Inside the Weston Library. Photo by John Cairns

  Inside the Weston Library. Photo by John Cairns

Building the library of the future

Thanks to donor support, an unloved historic building has been transformed into a 21st-century research facility and visitor space.

Richard Ovenden’s first day as Keeper of Special Collections was a memorable one; he had been in the job for just over half an hour before he became aware of a problem unfolding in the stacks. ‘The air-conditioning system operating in part of the New Bodleian was spewing out soot onto the collections,’ he recalls. ‘It was clear right then and there that there were major problems with the infrastructure of the building, and that it needed to change.’

Constructed during the 1930s and 40s on the corner of Broad Street and Parks Road, the New Bodleian Library had long been a cause of consternation among those who worked within it. As well as struggling with ‘the basic nuts and bolts of preserving the collections’, it offered limited opportunities for research, and none at all for public engagement. It was, in short, in urgent need of modernisation.

Fast forward to the present day, and the building – which closed in 2011 for a radical, multi-year transformation – is now a model for research libraries worldwide. It boasts state-of-the-art facilities for conservation and research, dedicated spaces for scholarship and three floors of secure underground storage for the Bodleian’s special collections.
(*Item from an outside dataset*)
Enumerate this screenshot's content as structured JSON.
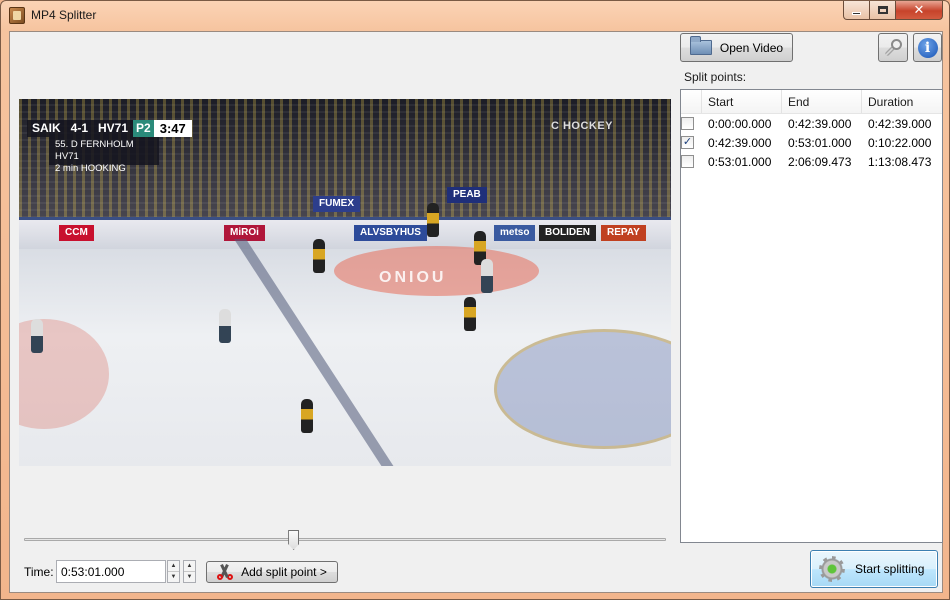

The ground floor is open to the public now too, with exhibition galleries, a 44-foot atrium, a café and a shop inviting people to venture inside.

Bodley’s Librarian Richard Ovenden, OBE. Photo by John Cairns
   Bodley’s Librarian Richard Ovenden, OBE. Photo by John Cairns

Of the £76 million required for the renovation, a remarkable £39.1 million was contributed by donors. The first gift to the project – £5 million from Julian Blackwell – was quickly followed by £25 million from the Garfield Weston Foundation, in recognition of which the building was renamed the Weston Library. ‘Donors saw the opportunity that the project offered for transforming the Bodleian and really got behind it,’ notes Richard, now Bodley’s Librarian.

The impact that the building has had on the institution since reopening cannot be overstated. In providing the space and facilities that were so sorely needed, the Weston Library has empowered and inspired those within it to think and work on a much grander scale – a response that has been more than matched by the Bodleian’s supporters. ‘It’s had a huge impact on our ability to raise funds for our work,’ says Richard. ‘We see this on the conservation side, on the research and education side and on the public engagement side too.’

‘ We’re not just a university library, we’re an institution that plays an absolutely fundamental part in British and world cultural life’

Richard Ovenden

One area where this impact is particularly visible is the library’s exhibitions programme. Before the Weston opened its doors, there was just a single place where members of the public could see a rare book or ancient manuscript from the library’s collections: a small gallery in Old Schools Quad. Today they can choose between two purpose-built galleries in the Weston Library, each with their own distinct look and feel.

As well as funding the galleries themselves, philanthropy also powers the programme that fills them, explains Madeline Slaven, Head of Exhibitions: ‘Donor support allows us to think much bigger. It means we can put marketing in place, consider things like external loans, and collaborate with and commission artists, all of which makes a difference to the way people experience an exhibition.’

For the Bodleian’s recent Tolkien exhibition, for example, donations enabled Madeline and her team to work with Factum Arte, an internationally renowned group of artists and digital technicians. ‘They created an immersive three-dimensional map of Middle-earth,’ she says. ‘It was mesmerising, and augmented the actual display of items in cases. It was a huge hit with visitors.’

Inside the Tolkien: Maker of Middle-earth exhibition. Photo by Ian Wallman / Bodleian Libraries
   Inside the Tolkien: Maker of Middle-earth exhibition. Photo by Ian Wallman / Bodleian Libraries

In the space of just four years, the Weston Library has hosted 14 large exhibitions and welcomed over 3 million visitors through its doors. ‘This space has allowed us to interact more with our audiences, and through that, understand more about the display of our collections and about the collections themselves,’ Madeline says. ‘If we have the support, there’s really no limit to what we can achieve. There’s just so much potential.’

This potential is clearly not lost on donors, whose generosity has touched everything from conservation to acquisitions, digitisation to education. For Richard, however, the biggest surprise of all has been the endowment, which has more than doubled since 2014. ‘I had a target that it would take us ten years to do that, so the fact that we’ve done it in half that time is absolutely extraordinary.’

Today, the future of the library looks bright. ‘The scale and speed at which we’ve been able to move has been purely because of the philanthropic support we’ve received,’ beams Richard. ‘We feel very fortunate indeed.’